How has ANP developed since its creation in 2007?
The ANP was established in 2007 as part of the implementation of port sector reform, which is based on a clear separation of missions between the different actors according to the “Landlord Port” model. The Moroccan Ports Authority (ANP)’s vision is to federate all the stakeholders of the port ecosystem to improve Moroccan port competitiveness, and consequently Moroccan economy competitiveness, since 98% of the country's foreign trade flows through its ports. Since its creation, the ANP has accomplished several large-scale projects relating to (i) the upgrading of port infrastructures by mobilizing investments of more than USD2 billion, (ii) the establishment of a new governance model of the sector through the encouragement of the intervention of private operators in port activities, and (iii) the strengthening of the digitalization and dematerialization of port processes through PortNet, the port community system of Moroccan ports. Nowadays, it is obvious that the national port sector has marked a qualitative leap with performance levels that have nothing to envy of the largest ports internationally.
Over the past 18 months, the pandemic has presented an unprecedented challenge and the world has experienced a downturn in trade. What have been the main challenges for the port sector and ANP?

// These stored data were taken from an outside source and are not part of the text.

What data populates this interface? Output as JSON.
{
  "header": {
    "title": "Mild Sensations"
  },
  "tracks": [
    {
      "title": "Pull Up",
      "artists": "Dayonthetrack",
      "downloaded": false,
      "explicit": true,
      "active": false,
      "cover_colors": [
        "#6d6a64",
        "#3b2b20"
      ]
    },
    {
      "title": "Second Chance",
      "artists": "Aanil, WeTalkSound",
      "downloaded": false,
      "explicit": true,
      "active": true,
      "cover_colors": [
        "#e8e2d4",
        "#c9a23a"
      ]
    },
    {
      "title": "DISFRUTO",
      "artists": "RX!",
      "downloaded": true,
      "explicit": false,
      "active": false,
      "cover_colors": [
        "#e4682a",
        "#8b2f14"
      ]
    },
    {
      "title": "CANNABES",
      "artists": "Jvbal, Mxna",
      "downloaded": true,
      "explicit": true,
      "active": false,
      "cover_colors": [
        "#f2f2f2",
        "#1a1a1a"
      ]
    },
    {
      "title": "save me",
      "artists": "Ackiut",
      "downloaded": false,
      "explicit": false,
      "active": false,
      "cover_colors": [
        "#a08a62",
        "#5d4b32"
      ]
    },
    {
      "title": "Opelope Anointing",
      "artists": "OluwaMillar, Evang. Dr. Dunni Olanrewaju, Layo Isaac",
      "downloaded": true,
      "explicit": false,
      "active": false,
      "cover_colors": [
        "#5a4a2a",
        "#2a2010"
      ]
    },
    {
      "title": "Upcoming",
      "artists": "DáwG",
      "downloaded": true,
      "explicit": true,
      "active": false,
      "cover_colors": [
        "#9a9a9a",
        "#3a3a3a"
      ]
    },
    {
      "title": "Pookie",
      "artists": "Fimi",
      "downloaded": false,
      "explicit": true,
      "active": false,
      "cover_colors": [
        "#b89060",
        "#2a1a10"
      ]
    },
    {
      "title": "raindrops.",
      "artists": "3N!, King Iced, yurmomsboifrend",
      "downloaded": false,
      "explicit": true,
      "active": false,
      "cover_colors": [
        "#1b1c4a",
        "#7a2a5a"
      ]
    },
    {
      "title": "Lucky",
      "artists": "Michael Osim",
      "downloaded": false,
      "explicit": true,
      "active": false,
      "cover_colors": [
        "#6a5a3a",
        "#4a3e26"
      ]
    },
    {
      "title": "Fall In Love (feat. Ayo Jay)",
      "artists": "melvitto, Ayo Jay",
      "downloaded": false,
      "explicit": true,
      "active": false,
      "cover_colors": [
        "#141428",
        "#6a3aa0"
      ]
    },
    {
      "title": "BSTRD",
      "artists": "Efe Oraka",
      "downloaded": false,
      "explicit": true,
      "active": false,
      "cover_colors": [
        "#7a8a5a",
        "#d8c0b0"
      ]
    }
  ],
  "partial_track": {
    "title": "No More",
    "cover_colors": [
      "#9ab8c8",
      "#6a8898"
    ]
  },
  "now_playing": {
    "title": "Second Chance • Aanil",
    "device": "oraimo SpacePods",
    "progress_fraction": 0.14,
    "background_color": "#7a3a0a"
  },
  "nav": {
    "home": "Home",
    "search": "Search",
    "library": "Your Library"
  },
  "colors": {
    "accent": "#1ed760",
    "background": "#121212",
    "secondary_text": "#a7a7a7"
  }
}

Since the outbreak of the health crisis related to COVID-19, all the actors of the Moroccan port ecosystem have mobilized to set up a port activities continuity plan, as well as precautionary measures to face the pandemic risk and keep all port services operational. As shown by activity figures (+5.1% at the end of 2020), Moroccan ports have succeeded in this challenge with great agility and resilience, fully assuming their role as platforms at the service of the national economy. I must highlight that the ports were the only border point that remained operational during the lockdown period. The national port sector has very quickly set up operational processes adapted to the new context that requires health security measures to deal with the spread of COVID-19. As such, the digitization and dematerialization of port processes have been, as part of the management of this crisis, a crucial tool that has allowed the national port sector to succeed in the challenge of service continuity. The context of the COVID-19 pandemic has revealed the relevance of the strategic choices of the ANP aimed at the dematerialization of port processes through the implementation in 2008, in concert with all the actors of the port ecosystem, of PortNet.
In May, the government announced the New Development Model, which aims to modernize all sectors of the economy. What are your thoughts on the objectives, and what will be the possible impact on your work?
The New Development Model of Morocco, as you mentioned, defines a new vision for the country, which aims to trigger an acceleration of the economic dynamic and to consolidate the kingdom's society project. As part of its strategic plan for the 2022-2024 period, the ANP plans to contribute to the declination of the orientations set out in the NMD, including logistics competitiveness, the consolidation of the sectoral regulatory mission, and the strengthening of digitization through the "Smart Ports" program. The implementation of these various projects will contribute to further strengthening the competitiveness of national ports.
What are your ambitions and expectations for the next six months?
The global context remains impacted by the effects of the health crisis, with an imbalance in world trade exchanges, which has led to new challenges linked to the surge in freight rates and the scarcity of containers. In Morocco, as I have already mentioned, the health crisis did not impact the overall trade volumes of the ports managed by the ANP, which continued to follow a positive trend. For 2022, we expect a moderate growth of 2.4% in national port traffic, with an overall volume of 92.8 million tons. In terms of objectives, the main priorities set by the ANP in the short and medium term are (i) the finalization of current projects, (ii) the strengthening of operational regulation by reengineering processes, and (iii) the acceleration of the digitalization and dematerialization of port processes.